後は、練馬区立光が丘図書館が、同じ謎解きを再演するというかたちで以前は頻繁に開催していましたが、最近はあまり開催していません。開催をやめたのか、はたまた新しい問題を考えているところなのか、さてどうでしょうというところ。

◇婚活イベント
図書館での婚活イベントは、東京の図書館では私が知る限り開催したことはないはずですが、地方の図書館ではときどき開催されています。そもそも、自治体による婚活イベント自体が都内ではあまり開催されませんし、そこで暮らす若い世帯を招きたい自治体だからこその工夫といえそう。
さっと検索して出てくる、この先の図書館婚活イベントは、図書館de婚活 in韮崎や愛知県岡崎市のとしょ♥コンなど。そのうち、岡崎市のほうは既に定員に達しています。

◇おもちゃの貸出
木のおもちゃ・布おもちゃなど、市販のおもちゃではなくて、昔ながらのおもちゃの貸出をしている図書館があります。北区立東十条図書館の木のおもちゃは点数が多め、また、目黒区立図書館もたぶん全館でおもちゃの貸出をしていると思います。

◇本の除菌装置
紫外線をあてて本を除菌する装置、最初に見たときには「これって必要?」と個人的に思いましたが、じわじわと設置する図書館が増えています。私のようにもともと気にせずに図書館を利用している人には不要ですが、図書館を利用しない人がこうした装置があることで利用するなら、設置する意味があるのかも。どんな装置かイメージが沸かない方はこちらをどうぞ。

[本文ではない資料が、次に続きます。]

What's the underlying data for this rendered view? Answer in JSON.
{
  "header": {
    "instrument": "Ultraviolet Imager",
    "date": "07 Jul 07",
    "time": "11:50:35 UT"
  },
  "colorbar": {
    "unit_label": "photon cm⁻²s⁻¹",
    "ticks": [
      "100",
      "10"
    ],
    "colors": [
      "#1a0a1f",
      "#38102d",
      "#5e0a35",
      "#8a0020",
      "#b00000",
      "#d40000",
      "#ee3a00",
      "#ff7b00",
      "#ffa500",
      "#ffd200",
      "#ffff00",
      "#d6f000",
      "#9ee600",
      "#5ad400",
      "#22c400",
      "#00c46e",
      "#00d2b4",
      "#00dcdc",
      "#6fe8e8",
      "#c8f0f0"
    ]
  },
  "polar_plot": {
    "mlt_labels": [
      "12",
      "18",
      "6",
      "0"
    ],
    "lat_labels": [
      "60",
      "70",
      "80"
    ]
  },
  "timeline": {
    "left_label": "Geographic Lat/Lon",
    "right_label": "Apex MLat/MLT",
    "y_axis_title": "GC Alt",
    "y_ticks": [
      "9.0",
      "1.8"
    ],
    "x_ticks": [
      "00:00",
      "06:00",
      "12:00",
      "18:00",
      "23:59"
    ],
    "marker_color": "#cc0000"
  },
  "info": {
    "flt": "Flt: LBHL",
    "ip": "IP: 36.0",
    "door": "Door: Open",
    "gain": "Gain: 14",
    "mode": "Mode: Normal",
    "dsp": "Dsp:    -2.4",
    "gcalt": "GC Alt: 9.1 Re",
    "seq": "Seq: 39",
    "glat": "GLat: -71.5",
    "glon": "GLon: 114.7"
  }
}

お話したことは、以上のようなところ。ご厚意に甘えて、番組内で11月23日(祝)に、葛飾区立中央図書館で行う講演会「図書館巡りの楽しさ」の告知もしていただいてしまいました。ありがとうございます。

ただ、私が紹介したのは、あくまでも都内の図書館のあれこれ。他の道府県にもそれぞれユニークな図書館があるので、これをきっかけに「うちの地域にはどんな図書館があるんだろう」と出かけて楽しんでいただければと思います。

何より公共図書館は税金で運営されており、言ってみれば利用しようが利用しまいが利用料を払っているようなもの。ならば利用しない手はありません。11月は読書の秋で図書館イベントも多い時期なので、この機会にふだんあまり図書館を利用していない人もぜひ図書館へ足を運んでみてください。